Bots de carne y hueso: El negocio de las manifestaciones

Una de las características principales del neoliberalismo es la de crear una realidad aparente, alternativa a la verdadera, con el fin de confundir a los ciudadanos intentando destruir su escala de valores, para poder manipularlos en beneficio de las élites que controlan el poder económico y así también hacerse del poder político. Sus herramientas más efectivas son la simulación y la fabricación de montajes bien planeados.

Una investigación de Sin Línea Mx publicada el domingo pasado reveló que este mecanismo se apoya en una estrategia muy bien operada, a través de empresas especializadas en la fabricación de montajes específicos, que simulan una  realidad inexistente por medio de la contratación de multitudes, para aparentar apoyo presencial en eventos, manifestaciones y marchas, proporcionando un número importante de personas que llevan a cabo un papel específico de actuación.

No se trata de líderes charros con cierto poder que acarrean borregos a cambio de una torta y un refresco, sino de empresas profesionales, algunas localizadas en Estados Unidos, que se dedican a proporcionar grandes cantidades de bots de carne y hueso, a quienes se les asigna un papel de actuación para que asistan, marchen, griten, agredan, destruyan o lancen consignas específicas.

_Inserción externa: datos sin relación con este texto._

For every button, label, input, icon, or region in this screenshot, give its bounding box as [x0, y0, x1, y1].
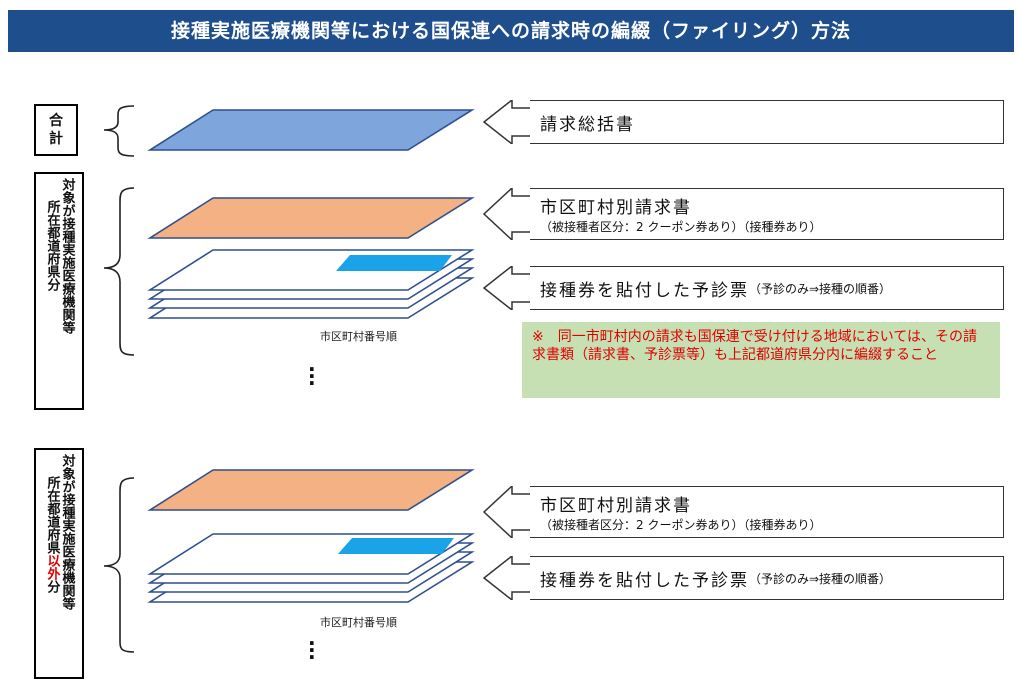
section-label-in-prefecture: 対象が接種実施医療機関等 所在都道府県分 [34, 172, 84, 410]
arrow-left-icon [482, 188, 532, 240]
callout-main-text: 接種券を貼付した予診票 [540, 570, 749, 591]
section-label-total-text: 合 計 [49, 113, 63, 147]
continuation-dots: ··· [308, 631, 316, 669]
callout-sub-text: （被接種者区分：2 クーポン券あり）（接種券あり） [540, 518, 822, 532]
callout-sub-text: （被接種者区分：2 クーポン券あり）（接種券あり） [540, 220, 822, 234]
callout-sub-text: （予診のみ⇒接種の順番） [749, 281, 892, 296]
section-label-out-prefecture: 対象が接種実施医療機関等 所在都道府県以外分 [34, 448, 84, 679]
callout-main-text: 市区町村別請求書 [540, 496, 692, 516]
section-label-line2: 所在都道府県分 [44, 200, 60, 291]
brace-total [103, 105, 135, 157]
callout-city-invoice-2: 市区町村別請求書 （被接種者区分：2 クーポン券あり）（接種券あり） [482, 486, 1004, 538]
arrow-left-icon [482, 556, 532, 600]
callout-main-text: 市区町村別請求書 [540, 198, 692, 218]
section-label-line1: 対象が接種実施医療機関等 [59, 454, 75, 610]
order-label: 市区町村番号順 [320, 616, 397, 629]
continuation-dots: ··· [308, 357, 316, 395]
highlight-text: 以外 [44, 554, 60, 580]
section-label-line2: 所在都道府県以外分 [44, 476, 60, 593]
city-invoice-sheet [147, 197, 475, 239]
page-title: 接種実施医療機関等における国保連への請求時の編綴（ファイリング）方法 [170, 20, 851, 42]
summary-sheet [147, 109, 475, 151]
city-invoice-sheet [147, 469, 475, 511]
order-label: 市区町村番号順 [320, 330, 397, 343]
brace-out-prefecture [103, 477, 135, 653]
note-box: ※ 同一市町村内の請求も国保連で受け付ける地域においては、その請求書類（請求書、… [522, 322, 1000, 398]
callout-main-text: 接種券を貼付した予診票 [540, 280, 749, 301]
callout-main-text: 請求総括書 [540, 114, 635, 135]
arrow-left-icon [482, 486, 532, 538]
callout-ticket-form-1: 接種券を貼付した予診票 （予診のみ⇒接種の順番） [482, 266, 1004, 310]
brace-in-prefecture [103, 187, 135, 356]
callout-city-invoice-1: 市区町村別請求書 （被接種者区分：2 クーポン券あり）（接種券あり） [482, 188, 1004, 240]
callout-sub-text: （予診のみ⇒接種の順番） [749, 571, 892, 586]
callout-summary: 請求総括書 [482, 100, 1004, 144]
ticket-tab [336, 255, 452, 271]
arrow-left-icon [482, 100, 532, 144]
section-label-total: 合 計 [34, 104, 78, 156]
arrow-left-icon [482, 266, 532, 310]
title-bar: 接種実施医療機関等における国保連への請求時の編綴（ファイリング）方法 [8, 10, 1014, 52]
callout-ticket-form-2: 接種券を貼付した予診票 （予診のみ⇒接種の順番） [482, 556, 1004, 600]
section-label-line1: 対象が接種実施医療機関等 [59, 178, 75, 334]
ticket-tab [338, 538, 454, 554]
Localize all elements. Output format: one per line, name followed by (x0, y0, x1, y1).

Estos actores van acompañados de reporteros, también contratados por estas empresas, que acompañan a los bots de carne y hueso en su misión, registrando en notas y videos el desempeño de su actuación.

Adicionalmente, proporcionan también los servicios de periodistas, opinadores, influencers y medios de información a quienes les pagan para calentar el ambiente antes, durante y después de los eventos, utilizándolos como trolles de apoyo.

En nuestra investigación, de la que se publicó ya la primera parte, se señala directamente a algunas de estas empresas dedicadas a la contratación de este tipo de servicios en 165 países, incluyendo México.

Conforme nuestra investigación avance, podremos seguir desenmascarando las estructuras que conforman este mecanismo de simulación, mediante la cual se opera la guerra sucia a través de las noticias falsas y durante las manifestaciones callejeras violentas.

Por el momento, esto nos comienza a explicar con más claridad cuál es el origen de los fenómenos aparentemente tan concurridos, en los que participan prácticamente los mismos comunicadores en una suerte de nado sincronizado, difundiendo las mismas notas, casi todos con las mismas fotografías o videos, para atacar cualquier decisión del gobierno federal y cuál es su mecanismo de operación.

Si bien están también contratando bots de carne y hueso capacitados para desempeñar un guion en las calles, algo que no pueden hacer, es lograr que todos estos acarreados profesionales acudan a las urnas para votar por sus candidatos corruptos; ese privilegio es sólo para los ciudadanos libres.

El único antídoto que existe para contrarrestar la simulación neoliberal, es contar con principios morales y valores éticos sólidos, que no puedan destruir a través del montaje de su realidad aparente, los cuales por fortuna adquirimos los ciudadanos en México, una vez que nos despertó la pesadilla en la que vivimos los últimos 40 años, gracias a la voracidad de los títeres que los poderosos colocaron en el gobierno.

Como dijo el escritor francés Marcel Aymé: “Algunas personas son tan falsas, que ya no son conscientes de que piensan justamente lo contrario de lo que dicen”.